White is the largest self-reported group for the surname Kropp in the 2020 Census, accounting for 92.7% (3,054 people in the source table).
Kropp appears across multiple self-reported groups in the Census data. The largest shares in the 2020 file are White (92.7%), Hispanic (3.1%), Two or More Races (2.5%). For 2020, the source file also published raw headcounts for each group, which is why this page can show both percentages and counts in the ancestry section.
Yes. This page is using the latest surname file currently loaded on Name Census, which is 2020. The historical section above also keeps any older Census surname entries we have for Kropp (2000, 2010, 2020).
No. The Census Bureau only publishes surnames that appeared at least 100 times in a given decennial Census. That means very rare surnames are excluded entirely, and a surname can appear in one Census release but disappear from a later one if it falls below the reporting threshold.
There are two main reasons: rounding and suppression.
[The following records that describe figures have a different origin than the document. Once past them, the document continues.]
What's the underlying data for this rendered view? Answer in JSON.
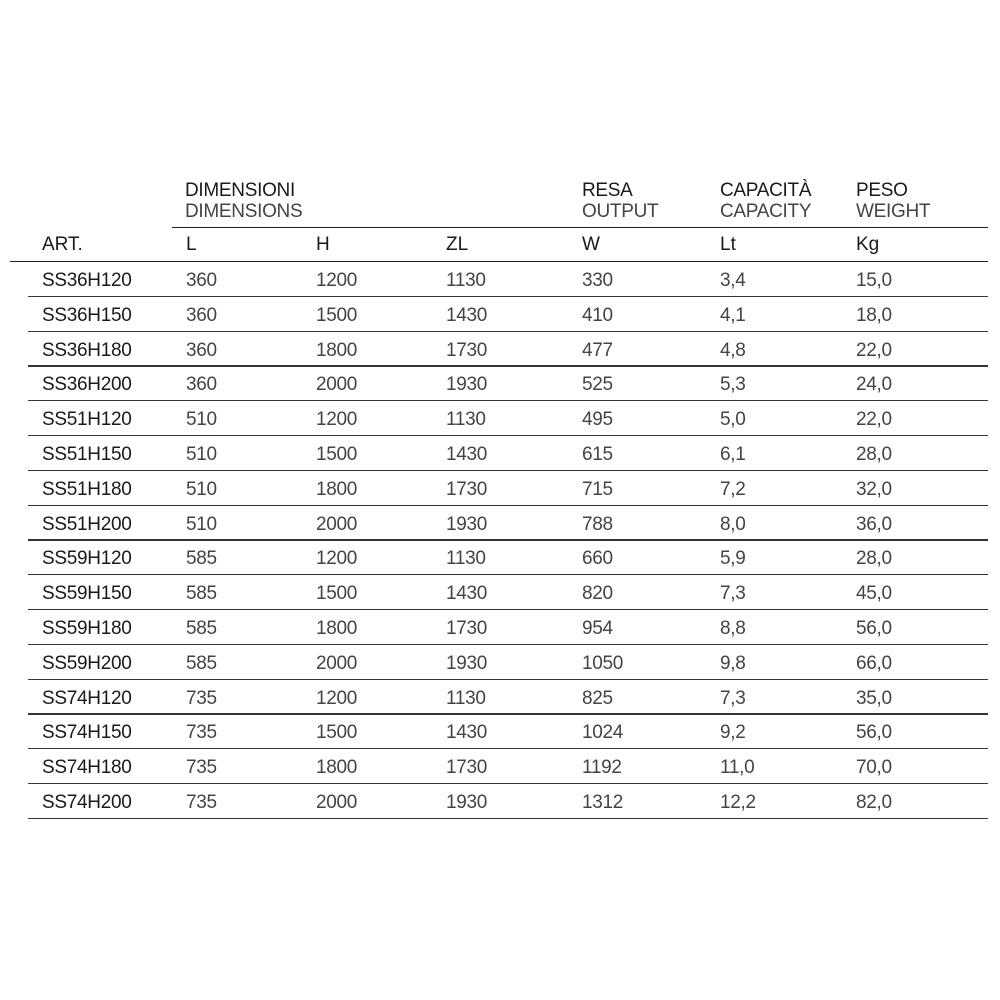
{
  "header": {
    "dimensions": {
      "it": "DIMENSIONI",
      "en": "DIMENSIONS"
    },
    "output": {
      "it": "RESA",
      "en": "OUTPUT"
    },
    "capacity": {
      "it": "CAPACITÀ",
      "en": "CAPACITY"
    },
    "weight": {
      "it": "PESO",
      "en": "WEIGHT"
    }
  },
  "columns": [
    "ART.",
    "L",
    "H",
    "ZL",
    "W",
    "Lt",
    "Kg"
  ],
  "rows": [
    [
      "SS36H120",
      "360",
      "1200",
      "1130",
      "330",
      "3,4",
      "15,0"
    ],
    [
      "SS36H150",
      "360",
      "1500",
      "1430",
      "410",
      "4,1",
      "18,0"
    ],
    [
      "SS36H180",
      "360",
      "1800",
      "1730",
      "477",
      "4,8",
      "22,0"
    ],
    [
      "SS36H200",
      "360",
      "2000",
      "1930",
      "525",
      "5,3",
      "24,0"
    ],
    [
      "SS51H120",
      "510",
      "1200",
      "1130",
      "495",
      "5,0",
      "22,0"
    ],
    [
      "SS51H150",
      "510",
      "1500",
      "1430",
      "615",
      "6,1",
      "28,0"
    ],
    [
      "SS51H180",
      "510",
      "1800",
      "1730",
      "715",
      "7,2",
      "32,0"
    ],
    [
      "SS51H200",
      "510",
      "2000",
      "1930",
      "788",
      "8,0",
      "36,0"
    ],
    [
      "SS59H120",
      "585",
      "1200",
      "1130",
      "660",
      "5,9",
      "28,0"
    ],
    [
      "SS59H150",
      "585",
      "1500",
      "1430",
      "820",
      "7,3",
      "45,0"
    ],
    [
      "SS59H180",
      "585",
      "1800",
      "1730",
      "954",
      "8,8",
      "56,0"
    ],
    [
      "SS59H200",
      "585",
      "2000",
      "1930",
      "1050",
      "9,8",
      "66,0"
    ],
    [
      "SS74H120",
      "735",
      "1200",
      "1130",
      "825",
      "7,3",
      "35,0"
    ],
    [
      "SS74H150",
      "735",
      "1500",
      "1430",
      "1024",
      "9,2",
      "56,0"
    ],
    [
      "SS74H180",
      "735",
      "1800",
      "1730",
      "1192",
      "11,0",
      "70,0"
    ],
    [
      "SS74H200",
      "735",
      "2000",
      "1930",
      "1312",
      "12,2",
      "82,0"
    ]
  ]
}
The Census Bureau rounds published values, and it may suppress very small cells to protect privacy. For 2020, the Bureau also published raw group counts rather than direct percentages, so Name Census converts those counts back into shares for comparability across census years.
A German toponymic surname indicating someone from a place called Kropp, derived from the Middle Low German word "krop" meaning "hill." The fuller origin note on this page goes into more detail.
All surname statistics on Name Census are drawn from the US Census Bureau's decennial surname frequency tables. These files list every surname that appeared 100 or more times in the 2020 Census, along with a count, a per-100,000 rate, and a self-reported demographic breakdown. You can read the full explanation on our methodology page.
For surnames, Name Census does not age cohorts the way it does for first names. Instead, it takes the Census Bureau's published frequency for Kropp (1.10 per 100,000) and applies that rate to the current U.S. resident population to estimate how many living Americans have the surname today.
HowManyOfMe.org, our sister site, answers that with the living-bearer count in one glance.